Before the Civil War, the states and the federal government were locked in an uneasy balance of power. The federal constitution listed certain areas (treaties, post offices, patents, interstate commerce, constitutional interpretation, and more) where federal supremacy was clear (via Article VI, Clause 2), but other areas defaulted to the states (made explicit by the 10th Amendment).

Southern planters generally favored state government power, as they were afraid that the foundation of their raw-material economy would be undermined if the federal government — especially a federal government led by Northern manufacturing interests — gained the power to abolish slavery in the South. Their interests were directly represented in the Constitution itself in several places: Article 1, Section 9 forbid banning the slave trade until at least 1808, the “Enumeration Clause” counted slaves as 3/5ths of a person for the purposes of the census (though they could not vote, of course), and the “Fugitive Slave Clause” required escaped slaves to be returned ”on Claim of the Party.”

Despite these protections, Southern slaveholders grew increasingly nervous that their economic system — which they increasingly argued was not just a “necessary evil,” but rather constituted a “positive good” — would either be directly challenged by the North, or would die out if it could not expand westward.

In the face of growing Northern power, arguments for state’s rights grew in the South — after all, if state government was at least equal to the federal government in power, then it would be difficult for the federal government (even if eventually dominated by the North) to restrict or eliminate slavery.

But despite these growing states’ rights arguments — including Georgia and President Andrew Jackson’s refusal to follow the Supreme Court ruling that federal treaties trumped state action in the Cherokee cases — Southerns appeared to embrace a different view of the balance between federal and state power in 1850.

Before 1850, Northern states had become increasingly reluctant to return runaway slaves to the South, denying planters their property without recompense. Laws to add more legal protections before alleged escapees would be returned meant that the burden on Southerns seeking the return of their property grew. One reaction was vigilante-style kidnapping of blacks in the North, some of whom turned out to be free blacks, not escaped slaves. Northern laws punished kidnappers, and Southerners were unhappy.

The Fugitive Slave Act of 1850 was designed to allay the anger of the South. It created a new federal agency and new federal commissioners who acted much as had U.S. Marshalls previously. These new commissioners could deputize and track escaped slaves, and were paid by the federal government and also for each slave returned.
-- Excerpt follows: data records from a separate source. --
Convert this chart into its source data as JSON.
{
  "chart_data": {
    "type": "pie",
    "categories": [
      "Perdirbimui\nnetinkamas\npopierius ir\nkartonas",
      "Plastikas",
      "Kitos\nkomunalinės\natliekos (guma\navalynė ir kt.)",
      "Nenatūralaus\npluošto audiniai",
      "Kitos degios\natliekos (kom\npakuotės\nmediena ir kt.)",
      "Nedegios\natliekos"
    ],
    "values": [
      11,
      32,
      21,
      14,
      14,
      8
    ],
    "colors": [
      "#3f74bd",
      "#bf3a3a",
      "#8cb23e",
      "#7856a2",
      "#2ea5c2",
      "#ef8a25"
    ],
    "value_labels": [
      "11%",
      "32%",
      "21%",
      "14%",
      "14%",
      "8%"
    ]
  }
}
Soon, this new agency became the largest federal employer, exceeding the number of postal employees soon after it was passed.

The Fugitive Slave Act was anything but pro-state’s rights. To assist commissioners in apprehending slaves, troops were even sent into Boston to quell dissent and escort a captured slave from the city. Northern state laws on due process were ignored, and alleged escapees received no jury trial, no were they able to testify on their own behalf — despite Northern laws. In other words, the South embraced the law and the exercise of federal power.

But this new balance only postponed the battle between North and South for eleven more years. Western states were increasingly adopting anti-slavery positions (although they also sometimes banned African-Americans from moving there), and the South felt increasing pressure. Even the 1857 Dred Scott decision by the Supreme Court, led by the Southern Chief Justice Roger B. Taney, and intended to settle the slave question “once and for all” only delayed the Civil War by another few years.

By 1861, with the election of Abraham Lincoln on a platform that opposed the expansion of slavery westward (though not the abolition of slavery in the South — that came later, during the war), the South had decided that secession was the only option to protect their economic and political system.